Six months on and Conal Keaney is thankful for big mercies.
He’s standing in a room in Croke Park talking about a possible return to hurling with Dublin. For a few days last summer, it was a place he never thought he’d be.
On the Friday morning before Dublin’s ground-breaking All-Ireland hurling quarter-final against Limerick, he was riding his motorbike to work out in Blessington — where he is marketing manager for the Avon Ri hotel — when he was in a collision with a van that was turning off the road ahead of him at a dangerous junction in Bohernabreena.
It demanded fast action from Keaney to jump from his bike and avoid further impact, but the sudden change of direction did substantial damage to the cruciate and lateral ligaments in his left knee, and the weekend was spent in hospital watching his team-mates break barriers to reach an All-Ireland semi-final for the first time in 63 years.
Over the next few days, Keaney wondered to himself if he would ever hurl or play football again, with the initial analysis that he had suffered a serious break in his right foot hanging over him.
But for Keaney, getting perspective is easy. He considers himself lucky to have survived, much more than unfortunate to be in the accident in the first place.
“That’s the way I look at it all of the time. Another lad was knocked off his bike that weekend and he happened to lose his life. I’m just grateful to get back to where I am at the moment, and if I see some action again, it’ll be great,” he says.
“It’s great to be involved with Dublin. When I was lying in the hospital, I didn’t think I’d ever get to put on a Dublin jersey again, so hopefully I’m getting a little bit nearer to that now.”
Full diagnosis of his injuries brought a much clearer picture.
“Initially, they told me my foot was broken and my cruciate was grand. Then it did a total flip when I went to Santry Sports Clinic and it wasn’t broken. It was my knee where the damage was,” he recalls.
Rupturing both his ligaments compounded his problems, and he acknowledges the gravity of the injuries.
“It was a cruciate and a lateral ligament, which not many people do. It’s funny that Stephen (Hiney) and myself have the same injury,” says Keaney. “It is very serious. I always try and put the best foot forward, but, in the back of my mind, I know it’s a very serious injury.”
His manager Anthony Daly has earmarked a return at the end of June for him and Tomas Brady, but Keaney is less certain about the time-frame.
“I still don’t know. There are certain procedures you have to go through and steps and boxes you have to tick and I’m doing that. It’s very hard when I have no goal at the end of it or date to come back. I’m just working away. It’s nearly the end of January now and I didn’t think I would even get here,” he says.
“It’s a long Christmas trying to get to the gym six or seven days a week. It’s tough going. I’m getting there, but I don’t know where that day is going to come yet when I can go back playing.
“I’m really looking forward to getting a bit more stuff under my belt, start running and start zig-zagging and changing directions.
“I’m happy to be even doing this at the moment.
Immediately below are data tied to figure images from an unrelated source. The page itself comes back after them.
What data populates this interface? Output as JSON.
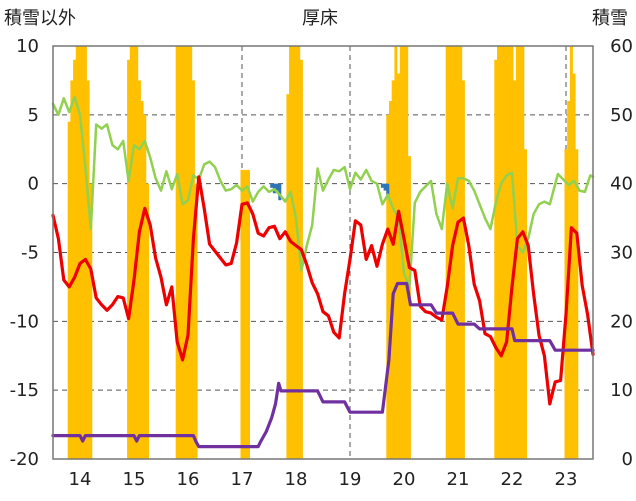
{
  "chart_data": {
    "type": "line",
    "title": "厚床",
    "left_axis_label": "積雪以外",
    "right_axis_label": "積雪",
    "ylim_left": [
      -20,
      10
    ],
    "yticks_left": [
      10,
      5,
      0,
      -5,
      -10,
      -15,
      -20
    ],
    "ylim_right": [
      0,
      60
    ],
    "yticks_right": [
      60,
      50,
      40,
      30,
      20,
      10,
      0
    ],
    "xlim": [
      13.5,
      23.5
    ],
    "xticks": [
      14,
      15,
      16,
      17,
      18,
      19,
      20,
      21,
      22,
      23
    ],
    "grid": true,
    "colors": {
      "red": "#ee0000",
      "green": "#92d050",
      "purple": "#7030a0",
      "orange": "#ffc000",
      "blue": "#2e75b6"
    },
    "series": [
      {
        "color": "red",
        "points": [
          [
            13.5,
            -2.3
          ],
          [
            13.6,
            -4
          ],
          [
            13.7,
            -7
          ],
          [
            13.8,
            -7.5
          ],
          [
            13.9,
            -6.8
          ],
          [
            14,
            -5.8
          ],
          [
            14.1,
            -5.5
          ],
          [
            14.2,
            -6.2
          ],
          [
            14.3,
            -8.3
          ],
          [
            14.4,
            -8.8
          ],
          [
            14.5,
            -9.2
          ],
          [
            14.6,
            -8.8
          ],
          [
            14.7,
            -8.2
          ],
          [
            14.8,
            -8.3
          ],
          [
            14.9,
            -9.8
          ],
          [
            15,
            -7
          ],
          [
            15.1,
            -3.5
          ],
          [
            15.2,
            -1.8
          ],
          [
            15.3,
            -3
          ],
          [
            15.4,
            -5.4
          ],
          [
            15.5,
            -6.8
          ],
          [
            15.6,
            -8.8
          ],
          [
            15.7,
            -7.5
          ],
          [
            15.8,
            -11.5
          ],
          [
            15.9,
            -12.8
          ],
          [
            16,
            -11
          ],
          [
            16.1,
            -4
          ],
          [
            16.2,
            0.5
          ],
          [
            16.3,
            -1.8
          ],
          [
            16.4,
            -4.4
          ],
          [
            16.5,
            -4.9
          ],
          [
            16.6,
            -5.4
          ],
          [
            16.7,
            -5.9
          ],
          [
            16.8,
            -5.8
          ],
          [
            16.9,
            -4.3
          ],
          [
            17,
            -1.5
          ],
          [
            17.1,
            -1.4
          ],
          [
            17.2,
            -2.2
          ],
          [
            17.3,
            -3.6
          ],
          [
            17.4,
            -3.8
          ],
          [
            17.5,
            -3.2
          ],
          [
            17.6,
            -3.1
          ],
          [
            17.7,
            -4
          ],
          [
            17.8,
            -3.5
          ],
          [
            17.9,
            -4.2
          ],
          [
            18,
            -4.5
          ],
          [
            18.1,
            -4.8
          ],
          [
            18.2,
            -5.9
          ],
          [
            18.3,
            -7.2
          ],
          [
            18.4,
            -8
          ],
          [
            18.5,
            -9.3
          ],
          [
            18.6,
            -9.6
          ],
          [
            18.7,
            -10.8
          ],
          [
            18.8,
            -11.2
          ],
          [
            18.9,
            -8
          ],
          [
            19,
            -5.5
          ],
          [
            19.1,
            -2.7
          ],
          [
            19.2,
            -3
          ],
          [
            19.3,
            -5.5
          ],
          [
            19.4,
            -4.5
          ],
          [
            19.5,
            -6
          ],
          [
            19.6,
            -4.4
          ],
          [
            19.7,
            -3.3
          ],
          [
            19.8,
            -4.4
          ],
          [
            19.9,
            -2
          ],
          [
            20,
            -4
          ],
          [
            20.1,
            -6.1
          ],
          [
            20.2,
            -6.3
          ],
          [
            20.3,
            -8.9
          ],
          [
            20.4,
            -9.3
          ],
          [
            20.5,
            -9.4
          ],
          [
            20.6,
            -9.7
          ],
          [
            20.7,
            -9.9
          ],
          [
            20.8,
            -7.5
          ],
          [
            20.9,
            -4.5
          ],
          [
            21,
            -2.8
          ],
          [
            21.1,
            -2.5
          ],
          [
            21.2,
            -4.5
          ],
          [
            21.3,
            -7.3
          ],
          [
            21.4,
            -8.5
          ],
          [
            21.5,
            -10.9
          ],
          [
            21.6,
            -11.1
          ],
          [
            21.7,
            -11.9
          ],
          [
            21.8,
            -12.5
          ],
          [
            21.9,
            -11.5
          ],
          [
            22,
            -7.5
          ],
          [
            22.1,
            -4
          ],
          [
            22.2,
            -3.5
          ],
          [
            22.3,
            -4.5
          ],
          [
            22.4,
            -8
          ],
          [
            22.5,
            -11
          ],
          [
            22.6,
            -12.5
          ],
          [
            22.7,
            -16
          ],
          [
            22.8,
            -14.4
          ],
          [
            22.9,
            -14.3
          ],
          [
            23,
            -9.5
          ],
          [
            23.1,
            -3.2
          ],
          [
            23.2,
            -3.6
          ],
          [
            23.3,
            -7.4
          ],
          [
            23.4,
            -9.5
          ],
          [
            23.5,
            -12.4
          ]
        ]
      },
      {
        "color": "green",
        "points": [
          [
            13.5,
            5.8
          ],
          [
            13.6,
            5
          ],
          [
            13.7,
            6.2
          ],
          [
            13.8,
            5.2
          ],
          [
            13.9,
            6.3
          ],
          [
            14,
            5
          ],
          [
            14.1,
            1.2
          ],
          [
            14.2,
            -3.3
          ],
          [
            14.3,
            4.3
          ],
          [
            14.4,
            4
          ],
          [
            14.5,
            4.3
          ],
          [
            14.6,
            2.8
          ],
          [
            14.7,
            2.5
          ],
          [
            14.8,
            3.1
          ],
          [
            14.9,
            0.2
          ],
          [
            15,
            2.8
          ],
          [
            15.1,
            2.5
          ],
          [
            15.2,
            3.1
          ],
          [
            15.3,
            1.9
          ],
          [
            15.4,
            0.4
          ],
          [
            15.5,
            -0.5
          ],
          [
            15.6,
            0.9
          ],
          [
            15.7,
            -0.4
          ],
          [
            15.8,
            0.7
          ],
          [
            15.9,
            -1.5
          ],
          [
            16,
            -1.2
          ],
          [
            16.1,
            0.6
          ],
          [
            16.2,
            0.3
          ],
          [
            16.3,
            1.4
          ],
          [
            16.4,
            1.6
          ],
          [
            16.5,
            1.2
          ],
          [
            16.6,
            0.2
          ],
          [
            16.7,
            -0.5
          ],
          [
            16.8,
            -0.4
          ],
          [
            16.9,
            -0.1
          ],
          [
            17,
            -0.5
          ],
          [
            17.1,
            -0.2
          ],
          [
            17.2,
            -1.3
          ],
          [
            17.3,
            -0.6
          ],
          [
            17.4,
            -0.2
          ],
          [
            17.5,
            -0.6
          ],
          [
            17.6,
            -0.4
          ],
          [
            17.7,
            -0.8
          ],
          [
            17.8,
            -1.3
          ],
          [
            17.9,
            -0.6
          ],
          [
            18,
            -2.5
          ],
          [
            18.1,
            -6.3
          ],
          [
            18.2,
            -4.5
          ],
          [
            18.3,
            -3
          ],
          [
            18.4,
            1.1
          ],
          [
            18.5,
            -0.5
          ],
          [
            18.6,
            0.3
          ],
          [
            18.7,
            1
          ],
          [
            18.8,
            0.9
          ],
          [
            18.9,
            1.2
          ],
          [
            19,
            -0.4
          ],
          [
            19.1,
            0.8
          ],
          [
            19.2,
            0.3
          ],
          [
            19.3,
            1
          ],
          [
            19.4,
            0.2
          ],
          [
            19.5,
            0
          ],
          [
            19.6,
            -1.5
          ],
          [
            19.7,
            -0.8
          ],
          [
            19.8,
            -1.8
          ],
          [
            19.9,
            -2.5
          ],
          [
            20,
            -6.5
          ],
          [
            20.1,
            -7.5
          ],
          [
            20.2,
            -1.4
          ],
          [
            20.3,
            -0.6
          ],
          [
            20.4,
            -0.2
          ],
          [
            20.5,
            0.2
          ],
          [
            20.6,
            -2.2
          ],
          [
            20.7,
            -3.3
          ],
          [
            20.8,
            0
          ],
          [
            20.9,
            -1.8
          ],
          [
            21,
            0.4
          ],
          [
            21.1,
            0.4
          ],
          [
            21.2,
            0.2
          ],
          [
            21.3,
            -0.5
          ],
          [
            21.4,
            -1.5
          ],
          [
            21.5,
            -2.5
          ],
          [
            21.6,
            -3.3
          ],
          [
            21.7,
            -1.4
          ],
          [
            21.8,
            0
          ],
          [
            21.9,
            0.6
          ],
          [
            22,
            0.8
          ],
          [
            22.1,
            -4.5
          ],
          [
            22.2,
            -5
          ],
          [
            22.3,
            -4
          ],
          [
            22.4,
            -2.2
          ],
          [
            22.5,
            -1.5
          ],
          [
            22.6,
            -1.3
          ],
          [
            22.7,
            -1.5
          ],
          [
            22.85,
            0.7
          ],
          [
            22.95,
            0.3
          ],
          [
            23.05,
            -0.1
          ],
          [
            23.15,
            0.2
          ],
          [
            23.25,
            -0.5
          ],
          [
            23.35,
            -0.6
          ],
          [
            23.45,
            0.6
          ],
          [
            23.5,
            0.5
          ]
        ]
      },
      {
        "color": "purple",
        "axis": "right",
        "points": [
          [
            13.5,
            3.4
          ],
          [
            14,
            3.4
          ],
          [
            14.05,
            2.6
          ],
          [
            14.1,
            3.4
          ],
          [
            14.6,
            3.4
          ],
          [
            14.75,
            3.4
          ],
          [
            15,
            3.4
          ],
          [
            15.05,
            2.6
          ],
          [
            15.1,
            3.4
          ],
          [
            16.1,
            3.4
          ],
          [
            16.15,
            2.5
          ],
          [
            16.2,
            1.8
          ],
          [
            17,
            1.8
          ],
          [
            17.2,
            1.8
          ],
          [
            17.3,
            1.8
          ],
          [
            17.35,
            2.6
          ],
          [
            17.45,
            4
          ],
          [
            17.55,
            6
          ],
          [
            17.62,
            8
          ],
          [
            17.68,
            11
          ],
          [
            17.72,
            9.9
          ],
          [
            18.4,
            9.9
          ],
          [
            18.5,
            8.3
          ],
          [
            18.9,
            8.3
          ],
          [
            19,
            6.8
          ],
          [
            19.6,
            6.8
          ],
          [
            19.72,
            14.4
          ],
          [
            19.8,
            24
          ],
          [
            19.88,
            25.5
          ],
          [
            20.05,
            25.5
          ],
          [
            20.12,
            22.4
          ],
          [
            20.5,
            22.4
          ],
          [
            20.6,
            21.2
          ],
          [
            20.9,
            21.2
          ],
          [
            21,
            19.6
          ],
          [
            21.3,
            19.6
          ],
          [
            21.4,
            18.9
          ],
          [
            21.9,
            18.9
          ],
          [
            22,
            18.9
          ],
          [
            22.05,
            17.2
          ],
          [
            22.7,
            17.2
          ],
          [
            22.8,
            15.8
          ],
          [
            23.5,
            15.8
          ]
        ]
      }
    ],
    "bars": [
      {
        "color": "orange",
        "axis": "right",
        "x": [
          13.8,
          13.85,
          13.9,
          13.95,
          14,
          14.05,
          14.1,
          14.15,
          14.2,
          14.9,
          14.95,
          15,
          15.05,
          15.1,
          15.15,
          15.2,
          15.25,
          15.8,
          15.85,
          15.9,
          15.95,
          16,
          16.05,
          16.1,
          16.15,
          17,
          17.05,
          17.1,
          17.12,
          17.85,
          17.9,
          17.95,
          18,
          18.05,
          18.1,
          19.7,
          19.75,
          19.8,
          19.85,
          19.9,
          19.95,
          20,
          20.05,
          20.1,
          20.8,
          20.85,
          20.9,
          20.95,
          21,
          21.05,
          21.1,
          21.7,
          21.75,
          21.8,
          21.85,
          21.9,
          21.95,
          22,
          22.05,
          22.1,
          22.15,
          22.2,
          22.25,
          23,
          23.05,
          23.1,
          23.15,
          23.2
        ],
        "values": [
          49,
          55,
          58,
          60,
          60,
          60,
          60,
          55,
          40,
          58,
          60,
          60,
          60,
          55,
          52,
          50,
          40,
          60,
          60,
          60,
          60,
          60,
          60,
          55,
          40,
          42,
          42,
          42,
          42,
          53,
          60,
          60,
          60,
          60,
          58,
          50,
          52,
          55,
          60,
          56,
          60,
          60,
          60,
          44,
          60,
          60,
          60,
          60,
          60,
          60,
          55,
          58,
          60,
          60,
          60,
          60,
          60,
          60,
          55,
          60,
          60,
          60,
          45,
          45,
          52,
          60,
          56,
          45
        ]
      },
      {
        "color": "blue",
        "points": [
          [
            17.55,
            -0.3
          ],
          [
            17.6,
            -0.7
          ],
          [
            17.65,
            -0.5
          ],
          [
            17.7,
            -1.2
          ],
          [
            19.6,
            -0.3
          ],
          [
            19.65,
            -0.5
          ],
          [
            19.7,
            -0.8
          ]
        ]
      }
    ]
  }
}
I’m just being very cautious and making sure I do everything right so that when I do come back, I’m back 100pc.”
On the subject of potential regularised payments to managers, Keaney tweeted last week that the role of bosses may be over-rated.
“Managers getting paid — there would be no game without players,” he wrote.
But yesterday he acknowledged that managers and players are both putting in a lot of time.
“There’s a lot going around about it in the media at the moment and it probably needs a lot of discussion,” he said.
“Players and managers are both putting in a lot of effort, more nowadays than they had previously. There are a lot of hours being put in. It’s probably something that needs to be looked at, but it’s not going to be any of the players that make the decision. It’s going to be in Croke Park where the decision is made.”